Welcome to my weekly cybersecurity roundup! Here, I share updates on the projects I’m currently working on, along with the most insightful cybersecurity videos I watched, articles I found valuable, and podcasts I tuned into this week.
Featured Analysis
Featured article analysis: Booking.com phishing campaign uses sneaky ‘ん’ character to trick you
These are two separate but related phishing campaigns that exploit a typographical trick called homoglyphs to deceive victims. In the first instance, threat actors used the Japanese hiragana character ん (U+3093), which in some fonts looks like a forward slash, to create a fake Booking.com URL. This visual deception makes the malicious domain [suspicious link removed] appear as a subdirectory of the legitimate booking.com, tricking users into believing they are on a genuine site. The link then redirects victims to a malicious MSI installer that drops malware, such as infostealers or remote access trojans, onto their computers. This tactic is a sophisticated form of a homograph attack, and it demonstrates how attackers leverage the visual similarities between characters from different alphabets to execute social engineering campaigns.

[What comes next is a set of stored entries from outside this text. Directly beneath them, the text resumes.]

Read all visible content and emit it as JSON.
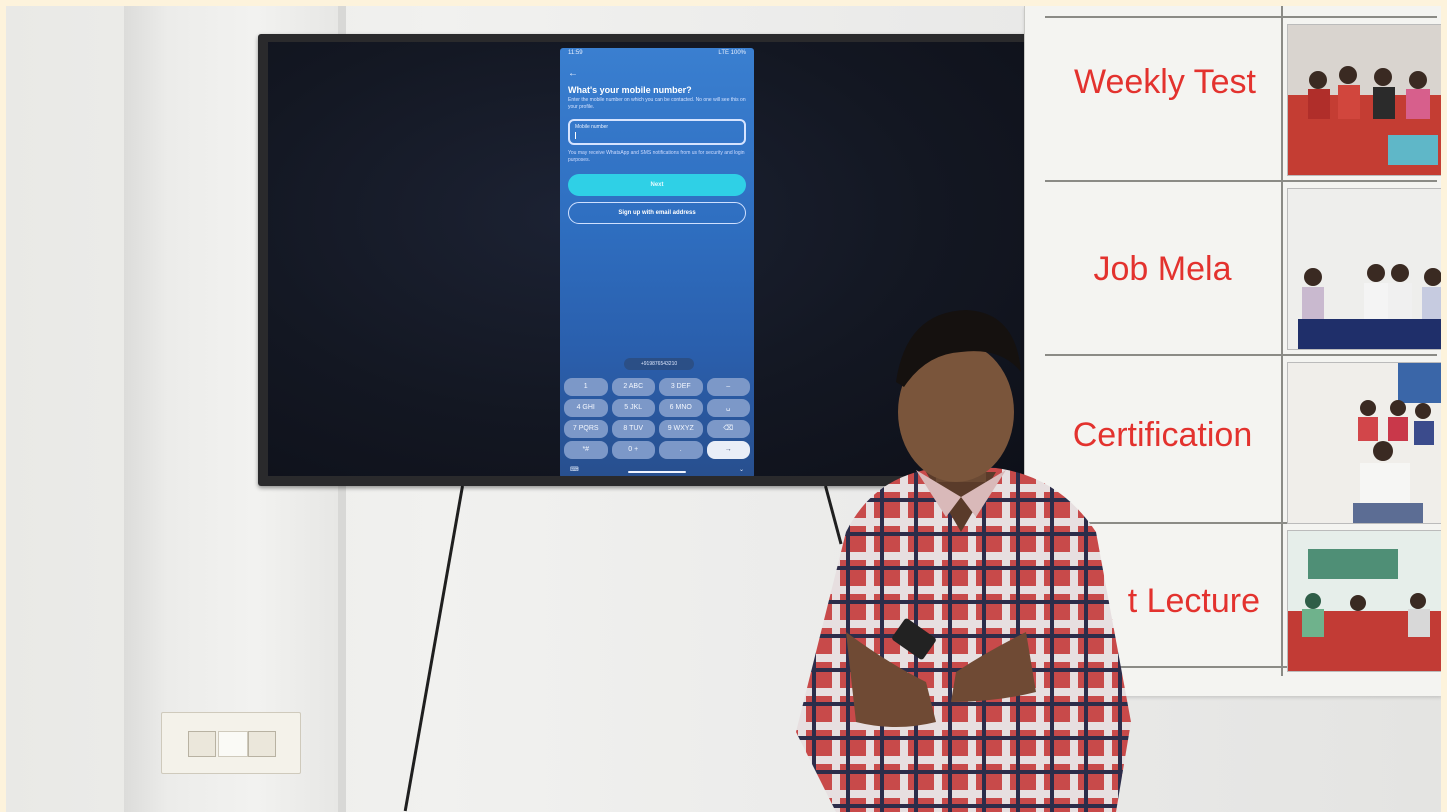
{
  "phone_screen": {
    "status_left": "11:59",
    "status_right": "LTE 100%",
    "title": "What's your mobile number?",
    "subtitle": "Enter the mobile number on which you can be contacted. No one will see this on your profile.",
    "field_label": "Mobile number",
    "hint": "You may receive WhatsApp and SMS notifications from us for security and login purposes.",
    "next_button": "Next",
    "email_button": "Sign up with email address",
    "suggestion": "+919876543210",
    "keys": [
      "1",
      "2 ABC",
      "3 DEF",
      "–",
      "4 GHI",
      "5 JKL",
      "6 MNO",
      "␣",
      "7 PQRS",
      "8 TUV",
      "9 WXYZ",
      "⌫",
      "*#",
      "0 +",
      ".",
      "→"
    ]
  },
  "board": {
    "labels": [
      "Weekly Test",
      "Job Mela",
      "Certification",
      "t Lecture"
    ]
  },
  "colors": {
    "board_text": "#e3322e",
    "phone_bg": "#2f6fc1",
    "next_button": "#2fd0e6"
  }
}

The second campaign targeting Intuit users employs a simpler yet equally effective homoglyph trick. Attackers used a lowercase Latin L to impersonate the letter i, creating the lookalike domain Lntuit.com to mimic the legitimate Intuit.com. This visual substitution is especially effective on mobile devices and in certain fonts where the two characters are nearly indistinguishable, preying on users’ tendency to glance quickly at URLs rather than scrutinize them. The email directs victims to a phishing page designed to steal credentials. Both the Booking.com and Intuit campaigns underscore a growing trend where attackers are creatively manipulating typography to bypass traditional security awareness, highlighting the vulnerability of visual inspection as a sole defense against phishing.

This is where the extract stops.